El próximo julio, los zimbabuenses votarán por su presidente. Tras más de cuatro décadas al frente del país, el Zanu-PF no parece dispuesto a entregar el poder a la oposición.

Zimbabue es uno de los últimos países africanos en independizarse. El 18 de abril de 1980, en el momento de la Independencia, Robert Mugabe asumió como Primer Ministro en lo que entonces era un régimen parlamentario. Siete años después, enmendó la Constitución de su país y la convirtió en un sistema parlamentario para llegar a la presidencia. Un cargo que no dejará ir hasta después de treinta años de reinado, treinta y siete años en total al frente del país.

Si bien Mugabe se vio obligado a dimitir después de que el Parlamento iniciara un proceso de juicio político en su contra, la hegemonía del Zanu-PF (Zimbabwe African National Union-Patriotic Front) no ha sido sacudida. O casi. Porque en 2018, cuando llegó el momento de votar, los zimbabuenses estaban divididos, y frente a Nelson Chamisa, de la coalición MDC (Movimiento por el Cambio Democrático) creada por el sindicalista Morgan Tsvangirai, Emmerson Mnangagwa solo obtuvo el 50,8% de los votos.

Baste decir que para la papeleta que se está gestando el próximo mes de julio, todo parece posible. Ese mes tendrán lugar elecciones generales en Zimbabue: presidenciales, legislativas y senatoriales. Por lo tanto, hay mucho en juego.

¿Puede el oponente Nelson Chamisa creerlo?

Por un lado, Emmerson Mnangagwa intentará confirmar que es el favorito. El que sucedió a Mugabe fue efectivamente investido por Zanu-PF. El partido presidencial no parece preparado para un nuevo cambio. Por lo tanto, el duelo de esta elección presidencial de 2023 debería permanecer sin cambios. Porque frente a él, el presidente saliente volverá a encontrar a Nelson Chamisa.
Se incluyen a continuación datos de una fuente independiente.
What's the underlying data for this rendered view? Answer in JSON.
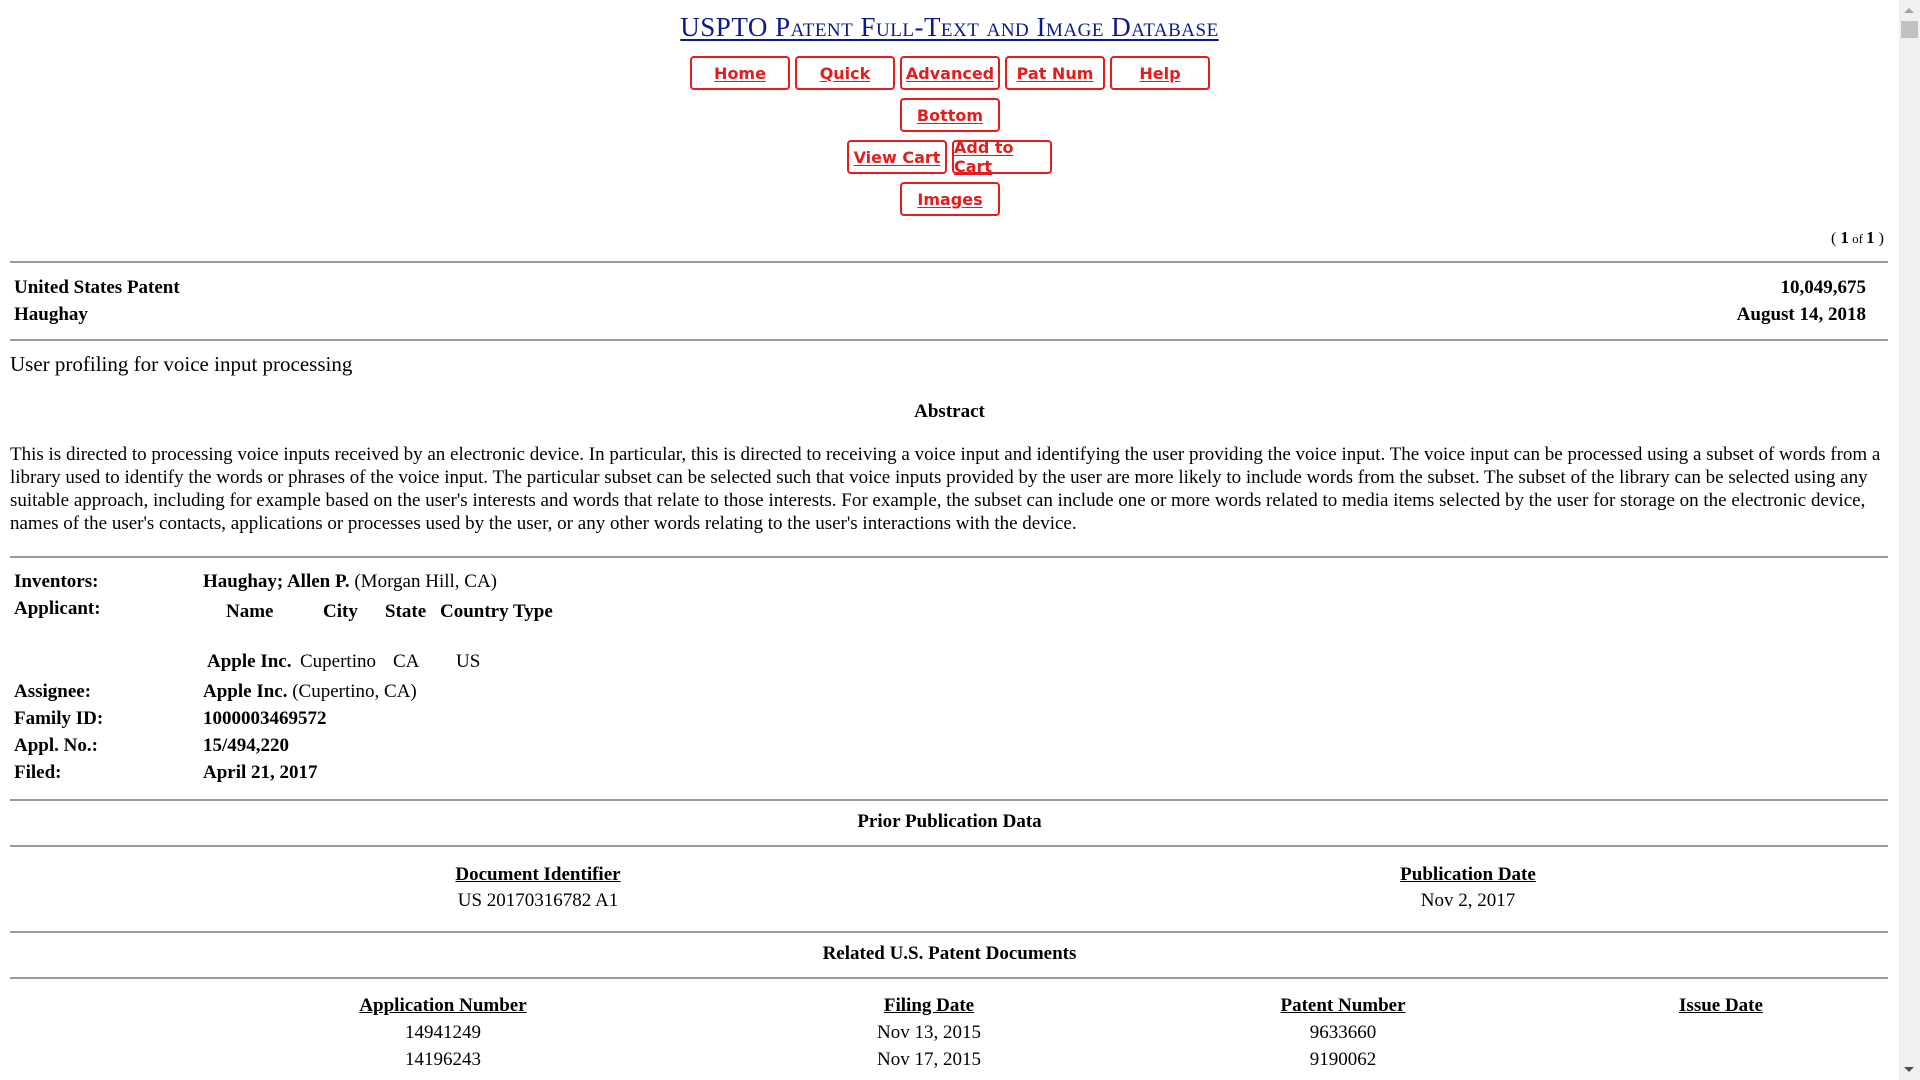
{
  "header": {
    "site_title": "USPTO Patent Full-Text and Image Database",
    "nav_buttons": [
      "Home",
      "Quick",
      "Advanced",
      "Pat Num",
      "Help"
    ],
    "bottom_button": "Bottom",
    "view_cart_button": "View Cart",
    "add_to_cart_button": "Add to Cart",
    "images_button": "Images",
    "colors": {
      "title": "#0b1a8a",
      "button": "#e41c1c"
    }
  },
  "pager": {
    "open": "( ",
    "current": "1",
    "of": " of ",
    "total": "1",
    "close": " )"
  },
  "patent": {
    "type_label": "United States Patent",
    "inventor_surname": "Haughay",
    "number": "10,049,675",
    "date": "August 14, 2018",
    "title": "User profiling for voice input processing"
  },
  "abstract": {
    "heading": "Abstract",
    "text": "This is directed to processing voice inputs received by an electronic device. In particular, this is directed to receiving a voice input and identifying the user providing the voice input. The voice input can be processed using a subset of words from a library used to identify the words or phrases of the voice input. The particular subset can be selected such that voice inputs provided by the user are more likely to include words from the subset. The subset of the library can be selected using any suitable approach, including for example based on the user's interests and words that relate to those interests. For example, the subset can include one or more words related to media items selected by the user for storage on the electronic device, names of the user's contacts, applications or processes used by the user, or any other words relating to the user's interactions with the device."
  },
  "details": {
    "inventors_label": "Inventors:",
    "inventors_name": "Haughay; Allen P.",
    "inventors_location": " (Morgan Hill, CA)",
    "applicant_label": "Applicant:",
    "applicant_headers": [
      "Name",
      "City",
      "State",
      "Country",
      "Type"
    ],
    "applicant_row": {
      "name": "Apple Inc.",
      "city": "Cupertino",
      "state": "CA",
      "country": "US",
      "type": ""
    },
    "assignee_label": "Assignee:",
    "assignee_name": "Apple Inc.",
    "assignee_location": " (Cupertino, CA)",
    "family_id_label": "Family ID:",
    "family_id": "1000003469572",
    "appl_no_label": "Appl. No.:",
    "appl_no": "15/494,220",
    "filed_label": "Filed:",
    "filed": "April 21, 2017"
  },
  "prior_publication": {
    "heading": "Prior Publication Data",
    "columns": [
      "Document Identifier",
      "Publication Date"
    ],
    "rows": [
      {
        "document_identifier": "US 20170316782 A1",
        "publication_date": "Nov 2, 2017"
      }
    ]
  },
  "related_documents": {
    "heading": "Related U.S. Patent Documents",
    "columns": [
      "Application Number",
      "Filing Date",
      "Patent Number",
      "Issue Date"
    ],
    "rows": [
      {
        "application_number": "14941249",
        "filing_date": "Nov 13, 2015",
        "patent_number": "9633660",
        "issue_date": ""
      },
      {
        "application_number": "14196243",
        "filing_date": "Nov 17, 2015",
        "patent_number": "9190062",
        "issue_date": ""
      }
    ]
  }
}
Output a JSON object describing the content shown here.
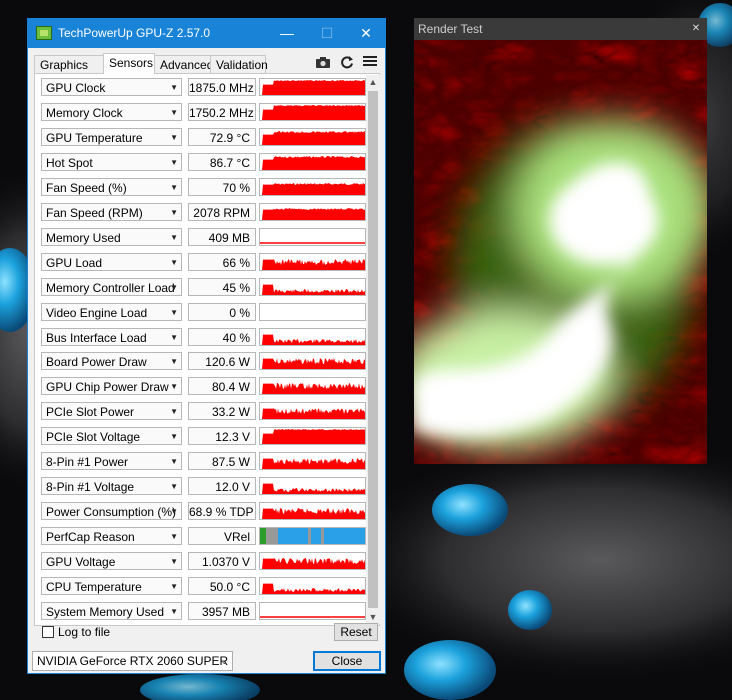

Si el nombre de su coalición ha cambiado, ahora es CCC, por Coalición de Ciudadanos por el Cambio, el ex líder del MDC tiene la intención de jugar al aguafiestas una vez más.

Obligado a cambiar el nombre de su partido, Nelson Chamisa tenía mucho que hacer: dar a conocer su partido, recaudar fondos y preparar la próxima campaña presidencial. Con el 44% de los votos obtenidos en 2018, Chamisa espera vencer a Mnangagwa. Hay esperanza: las últimas elecciones parciales legislativas y locales han permitido a la CCC darse cuenta de su popularidad.

Pero la elección presidencial es otra historia: Nelson Chamisa sabe que Emmerson Mnangagwa será formidable y que, incluso con una ventaja corta, le será difícil cantar victoria ya que Zanu-PF tiene en sus manos las instituciones del país.